A bias against sharing statistically insignificant results (alongside incremental refinements and refutations) could have detrimental effects to the progression of science and our knowledge. Researchers could waste time pursuing hypotheses which have already been disconfirmed. Clinicians could make treatment decisions based on incomplete evidence. The time and energy of human participants could be wasted in research studies which were never subsequently reported.

Worryingly, there is some evidence that this is already happening.

Hopewell et al (2007) found that research papers which reported statistically significant results were approximately four times as likely to be published as their negative counterparts. The work of Daniele Fanelli (2012) suggests that the proportion of papers publishing negative findings may be decreasing over time; in 2007 just 14% of papers indexed by ISI which declared to have tested a hypothesis reported a negative finding, down from 30% in 1990. Recently Franco et al (2014) found that negative findings are less likely to be written up for publication than more positive results.

Several attempts have been made to encourage the publication of negative findings. BioMed Central’s Journal for Negative Results in BioMedicine has published articles which either report negative findings or discuss their place in science since 2002, while Open Access publishers PLOS One and PeerJ encourage the submission of any scientific results including negative findings.

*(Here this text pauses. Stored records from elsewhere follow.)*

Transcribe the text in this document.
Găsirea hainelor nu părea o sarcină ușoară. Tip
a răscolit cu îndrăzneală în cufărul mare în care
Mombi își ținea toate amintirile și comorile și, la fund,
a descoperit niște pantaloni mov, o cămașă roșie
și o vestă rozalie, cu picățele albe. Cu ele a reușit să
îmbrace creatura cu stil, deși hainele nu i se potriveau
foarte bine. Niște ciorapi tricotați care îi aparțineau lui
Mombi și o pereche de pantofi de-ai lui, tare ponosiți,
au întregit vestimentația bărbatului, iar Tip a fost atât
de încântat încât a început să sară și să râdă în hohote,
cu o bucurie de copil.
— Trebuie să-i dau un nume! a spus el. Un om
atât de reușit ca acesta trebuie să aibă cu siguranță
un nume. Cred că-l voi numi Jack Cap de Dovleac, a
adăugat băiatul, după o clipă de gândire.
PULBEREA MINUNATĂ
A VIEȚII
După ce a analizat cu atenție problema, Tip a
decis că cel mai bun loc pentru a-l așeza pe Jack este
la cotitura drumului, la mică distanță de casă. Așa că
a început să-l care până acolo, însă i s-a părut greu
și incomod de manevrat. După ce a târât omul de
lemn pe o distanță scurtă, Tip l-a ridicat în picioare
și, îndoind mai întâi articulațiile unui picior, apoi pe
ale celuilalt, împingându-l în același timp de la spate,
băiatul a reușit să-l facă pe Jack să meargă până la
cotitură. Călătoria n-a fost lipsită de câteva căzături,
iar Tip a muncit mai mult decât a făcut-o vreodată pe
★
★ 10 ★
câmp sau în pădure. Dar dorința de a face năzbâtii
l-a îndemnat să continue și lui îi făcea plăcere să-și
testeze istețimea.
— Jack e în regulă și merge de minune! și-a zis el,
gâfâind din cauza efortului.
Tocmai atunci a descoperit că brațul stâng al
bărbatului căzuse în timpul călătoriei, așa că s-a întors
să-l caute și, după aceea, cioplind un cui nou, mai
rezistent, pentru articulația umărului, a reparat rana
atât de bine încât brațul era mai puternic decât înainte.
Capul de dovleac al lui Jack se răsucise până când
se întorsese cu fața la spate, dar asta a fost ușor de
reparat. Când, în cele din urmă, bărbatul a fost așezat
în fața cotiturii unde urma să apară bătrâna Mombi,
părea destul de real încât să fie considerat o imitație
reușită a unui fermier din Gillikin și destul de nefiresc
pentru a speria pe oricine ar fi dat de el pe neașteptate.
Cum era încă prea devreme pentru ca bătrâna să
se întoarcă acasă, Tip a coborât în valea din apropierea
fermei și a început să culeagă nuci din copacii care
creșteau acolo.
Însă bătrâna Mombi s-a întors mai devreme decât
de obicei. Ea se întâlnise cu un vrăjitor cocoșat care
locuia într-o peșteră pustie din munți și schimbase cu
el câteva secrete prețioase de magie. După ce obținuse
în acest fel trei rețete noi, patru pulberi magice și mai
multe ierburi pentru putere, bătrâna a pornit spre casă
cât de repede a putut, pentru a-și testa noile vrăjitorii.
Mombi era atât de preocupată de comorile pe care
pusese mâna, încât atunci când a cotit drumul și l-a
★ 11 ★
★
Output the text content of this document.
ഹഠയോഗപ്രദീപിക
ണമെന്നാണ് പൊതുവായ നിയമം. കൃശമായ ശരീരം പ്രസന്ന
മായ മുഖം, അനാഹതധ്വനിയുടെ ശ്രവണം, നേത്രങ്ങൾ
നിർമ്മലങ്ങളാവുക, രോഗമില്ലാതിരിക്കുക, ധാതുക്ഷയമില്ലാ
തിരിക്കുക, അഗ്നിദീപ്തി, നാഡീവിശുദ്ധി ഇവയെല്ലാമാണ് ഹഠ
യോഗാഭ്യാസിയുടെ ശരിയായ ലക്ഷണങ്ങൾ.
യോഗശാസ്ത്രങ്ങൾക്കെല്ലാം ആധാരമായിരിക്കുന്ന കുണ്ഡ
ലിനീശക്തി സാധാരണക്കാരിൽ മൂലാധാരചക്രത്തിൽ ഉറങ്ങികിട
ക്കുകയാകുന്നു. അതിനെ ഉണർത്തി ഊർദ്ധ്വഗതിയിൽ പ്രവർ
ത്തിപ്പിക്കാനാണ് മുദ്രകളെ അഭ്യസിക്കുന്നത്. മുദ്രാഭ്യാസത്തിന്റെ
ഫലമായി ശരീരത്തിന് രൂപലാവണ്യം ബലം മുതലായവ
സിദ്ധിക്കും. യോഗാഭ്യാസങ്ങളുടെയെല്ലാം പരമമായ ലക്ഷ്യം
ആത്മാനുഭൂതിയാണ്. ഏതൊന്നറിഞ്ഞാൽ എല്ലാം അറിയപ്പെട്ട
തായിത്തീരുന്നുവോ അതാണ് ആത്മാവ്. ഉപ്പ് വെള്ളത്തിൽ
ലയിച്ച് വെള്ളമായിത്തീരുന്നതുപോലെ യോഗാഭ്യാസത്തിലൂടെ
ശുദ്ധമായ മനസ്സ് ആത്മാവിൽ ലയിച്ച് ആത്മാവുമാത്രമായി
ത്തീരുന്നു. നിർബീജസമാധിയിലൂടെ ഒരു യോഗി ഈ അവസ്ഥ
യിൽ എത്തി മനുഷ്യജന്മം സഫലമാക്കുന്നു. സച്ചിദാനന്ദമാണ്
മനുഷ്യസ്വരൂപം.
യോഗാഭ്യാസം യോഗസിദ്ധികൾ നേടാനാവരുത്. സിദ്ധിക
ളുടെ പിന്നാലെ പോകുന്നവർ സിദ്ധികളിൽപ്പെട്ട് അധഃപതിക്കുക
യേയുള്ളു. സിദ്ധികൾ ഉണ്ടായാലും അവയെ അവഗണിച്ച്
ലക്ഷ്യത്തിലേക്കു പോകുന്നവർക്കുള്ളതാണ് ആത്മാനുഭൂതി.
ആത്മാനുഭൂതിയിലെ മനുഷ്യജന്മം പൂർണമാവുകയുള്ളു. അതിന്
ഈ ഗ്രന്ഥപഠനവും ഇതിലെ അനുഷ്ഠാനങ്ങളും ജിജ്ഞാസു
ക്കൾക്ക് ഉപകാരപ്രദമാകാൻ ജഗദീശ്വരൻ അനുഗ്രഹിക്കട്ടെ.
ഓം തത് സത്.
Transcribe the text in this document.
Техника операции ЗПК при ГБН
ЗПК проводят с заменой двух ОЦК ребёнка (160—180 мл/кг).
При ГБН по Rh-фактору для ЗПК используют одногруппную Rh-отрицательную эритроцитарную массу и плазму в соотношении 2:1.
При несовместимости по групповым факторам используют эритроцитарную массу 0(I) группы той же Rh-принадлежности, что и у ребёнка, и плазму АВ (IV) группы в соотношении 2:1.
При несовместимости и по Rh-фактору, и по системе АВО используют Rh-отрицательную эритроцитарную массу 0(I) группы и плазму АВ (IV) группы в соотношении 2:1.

Away from conventional publication the online datahub FigShare actively encourages the upload of datasets containing null and negative findings, without requiring that the researchers responsible for them prepare a full manuscript for submission.

Credit: Wellcome Library

Credit: Wellcome Library

As a research funder, we are keen that all research findings be accessible and presented to the world; including those that describe a breakthrough, disprove a theory or demonstrate a null result. Everyone in research has an opinion of what makes “good science”, from the researchers through to the readers of a paper. Researchers, journal editors and peer-reviewers all make value judgments about what’s worth telling the rest of the world about. However, if there are processes in play that inadvertently (or advertently) discriminate against the availability of a certain type of result and its data, we risk needless repetition of research and, potentially worse, proliferation of apparent knowledge that may be wrong.

Through the open access movement and the potential of digital technologies, we have the opportunity to enable accessibility to all the findings of research and reduce research waste. If the studies cited above accurately reflect a bias against negative findings in the biomedical literature, then it is the duty of all stakeholders in the delivery of science and knowledge to engage with the issue and explore ways of correcting it.

There is no benchmark to measure the progress of science against but there are hints that there may be a lot of wasted effort caused by our attitude towards negative findings and their unloved siblings. It is only by building a stronger evidence base around negative findings, and exploring the factors that influence publication bias, that we can explore the severity of the problem and make steps towards improving the health of science.

The Wellcome Trust policy position on research involving human participants states that negative results and full disclosure are expected. We are committed to maximising the availability of and value of research data.